Notfallhilfe ist eine einmalige oder befristete, auf einen Notfall beschränkte Unterstützungsleistung; vgl. Kapitel C.2 Abs. 4 Skos (Anspruchsvoraussetzungen). Sie bezieht sich auf einen konkreten Bedarf. Durch die einmalige Kostenvergütung soll die Notlage abgewendet werden.

Notfallhilfe kann beispielsweise die Erstversorgung nach einem Unfall betreffen, das Ticket zur Rückreise an den Aufenthalts- oder Wohnort oder Kosten im Rahmen von situationsbedingten Leistungen, beispielsweise für eine Zahnsanierung. Auch Wohnkosten können einmalig übernommen werden, wenn es sich um angemessene Kosten handelt, die von der antragstellenden Person mit einer einmaligen oder befristeten Kostenvergütung wieder selbst bezahlt werden können und wenn der Wohnraum erhaltenswert, also noch nicht gekündigt ist.

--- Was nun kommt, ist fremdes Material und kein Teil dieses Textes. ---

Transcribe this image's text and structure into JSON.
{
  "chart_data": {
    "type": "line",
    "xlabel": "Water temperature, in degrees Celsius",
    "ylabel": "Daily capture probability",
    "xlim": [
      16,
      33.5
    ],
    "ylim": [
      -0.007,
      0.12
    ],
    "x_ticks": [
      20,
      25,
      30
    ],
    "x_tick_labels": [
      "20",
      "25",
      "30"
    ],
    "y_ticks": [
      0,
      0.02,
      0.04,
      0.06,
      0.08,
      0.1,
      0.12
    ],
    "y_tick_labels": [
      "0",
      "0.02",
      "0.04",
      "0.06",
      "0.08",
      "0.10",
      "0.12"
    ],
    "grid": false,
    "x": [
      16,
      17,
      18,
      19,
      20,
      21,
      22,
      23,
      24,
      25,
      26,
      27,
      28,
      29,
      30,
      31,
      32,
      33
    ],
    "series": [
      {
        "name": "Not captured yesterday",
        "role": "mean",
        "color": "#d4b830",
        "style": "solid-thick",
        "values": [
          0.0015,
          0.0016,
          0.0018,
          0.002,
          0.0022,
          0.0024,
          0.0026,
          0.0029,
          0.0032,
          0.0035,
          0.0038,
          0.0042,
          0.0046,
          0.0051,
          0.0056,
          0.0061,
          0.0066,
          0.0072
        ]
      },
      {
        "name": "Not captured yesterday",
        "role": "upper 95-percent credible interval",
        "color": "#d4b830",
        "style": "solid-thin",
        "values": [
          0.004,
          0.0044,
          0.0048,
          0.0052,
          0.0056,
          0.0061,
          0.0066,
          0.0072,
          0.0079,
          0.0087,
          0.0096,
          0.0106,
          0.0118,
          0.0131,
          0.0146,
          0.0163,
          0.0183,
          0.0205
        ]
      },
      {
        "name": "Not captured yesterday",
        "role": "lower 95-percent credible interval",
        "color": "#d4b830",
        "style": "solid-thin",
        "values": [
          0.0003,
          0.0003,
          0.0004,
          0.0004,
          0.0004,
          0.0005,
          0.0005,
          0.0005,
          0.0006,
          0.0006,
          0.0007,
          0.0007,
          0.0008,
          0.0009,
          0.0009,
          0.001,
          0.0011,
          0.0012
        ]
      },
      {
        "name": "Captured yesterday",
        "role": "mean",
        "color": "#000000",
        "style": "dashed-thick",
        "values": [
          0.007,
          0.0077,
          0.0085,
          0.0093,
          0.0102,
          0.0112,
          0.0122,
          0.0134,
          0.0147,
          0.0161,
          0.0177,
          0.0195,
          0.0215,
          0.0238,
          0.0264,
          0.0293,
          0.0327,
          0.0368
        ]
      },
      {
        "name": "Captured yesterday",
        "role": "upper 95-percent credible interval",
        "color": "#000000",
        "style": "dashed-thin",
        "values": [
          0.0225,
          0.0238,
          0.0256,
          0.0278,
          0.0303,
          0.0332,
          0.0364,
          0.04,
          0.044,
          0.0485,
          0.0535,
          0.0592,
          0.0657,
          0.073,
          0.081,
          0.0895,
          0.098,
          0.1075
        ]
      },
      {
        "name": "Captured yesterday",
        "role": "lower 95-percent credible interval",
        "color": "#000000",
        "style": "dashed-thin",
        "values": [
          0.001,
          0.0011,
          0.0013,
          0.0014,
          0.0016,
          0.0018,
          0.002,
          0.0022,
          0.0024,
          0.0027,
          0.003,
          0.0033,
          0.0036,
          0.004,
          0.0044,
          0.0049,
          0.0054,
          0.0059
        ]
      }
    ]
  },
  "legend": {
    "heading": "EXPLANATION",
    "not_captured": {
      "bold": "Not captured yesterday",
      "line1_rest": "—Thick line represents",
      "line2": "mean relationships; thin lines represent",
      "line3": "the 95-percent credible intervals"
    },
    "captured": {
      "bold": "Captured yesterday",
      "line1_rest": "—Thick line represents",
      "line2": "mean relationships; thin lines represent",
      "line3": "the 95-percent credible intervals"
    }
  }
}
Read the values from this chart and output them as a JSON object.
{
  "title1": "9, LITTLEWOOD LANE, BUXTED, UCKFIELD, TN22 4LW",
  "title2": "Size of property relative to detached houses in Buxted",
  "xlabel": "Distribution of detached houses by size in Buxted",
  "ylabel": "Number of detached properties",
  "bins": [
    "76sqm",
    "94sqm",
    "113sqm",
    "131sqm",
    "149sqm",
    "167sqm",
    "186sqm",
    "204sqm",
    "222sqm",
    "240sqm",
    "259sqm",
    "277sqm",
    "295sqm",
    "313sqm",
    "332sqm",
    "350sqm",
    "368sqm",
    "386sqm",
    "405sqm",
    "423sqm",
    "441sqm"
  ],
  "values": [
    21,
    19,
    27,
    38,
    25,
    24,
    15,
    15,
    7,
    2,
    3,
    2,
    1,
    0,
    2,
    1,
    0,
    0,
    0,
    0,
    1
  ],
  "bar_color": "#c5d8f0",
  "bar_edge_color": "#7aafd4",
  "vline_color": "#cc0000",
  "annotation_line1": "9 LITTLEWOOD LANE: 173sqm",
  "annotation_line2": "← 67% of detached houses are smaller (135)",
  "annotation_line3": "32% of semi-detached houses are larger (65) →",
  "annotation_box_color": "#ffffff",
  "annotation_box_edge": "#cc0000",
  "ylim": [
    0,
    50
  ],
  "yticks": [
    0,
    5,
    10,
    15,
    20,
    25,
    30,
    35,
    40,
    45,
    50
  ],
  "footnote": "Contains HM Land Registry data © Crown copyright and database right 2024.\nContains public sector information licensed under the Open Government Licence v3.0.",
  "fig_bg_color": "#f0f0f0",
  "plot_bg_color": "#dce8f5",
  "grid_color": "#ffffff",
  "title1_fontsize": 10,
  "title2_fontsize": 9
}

Die SKOS erklärt in einer Praxishilfe die Anspruchsvoraussetzungen für den Bezug von einmaligen Leistungen.

Notfallhilfe erhalten

  • Personen, die einmalig oder befristet finanzielle Hilfe benötigen und 

  • für einen konkreten Bedarf. 

Die Hilfeleistungen werden ausgerichtet in Form von Geldleistungen, Gutscheinen, Checks, Direktzahlungen oder Kostengutprachen; vgl. Kapitel Alternative Formen der Ausrichtung von Leistungen

Die Sozialbehörde regelt in ihrem Handbuch u.a. Umgang, Dauer und die Formen der Hilfe und legt die Begriffe fest. Gelten übergeordnete Bezeichnungen, kann sie mit einem Handbucheintrag darauf hinweisen.

Die SKOS erklärt in einer Praxishilfe die einmaligen Leistungen.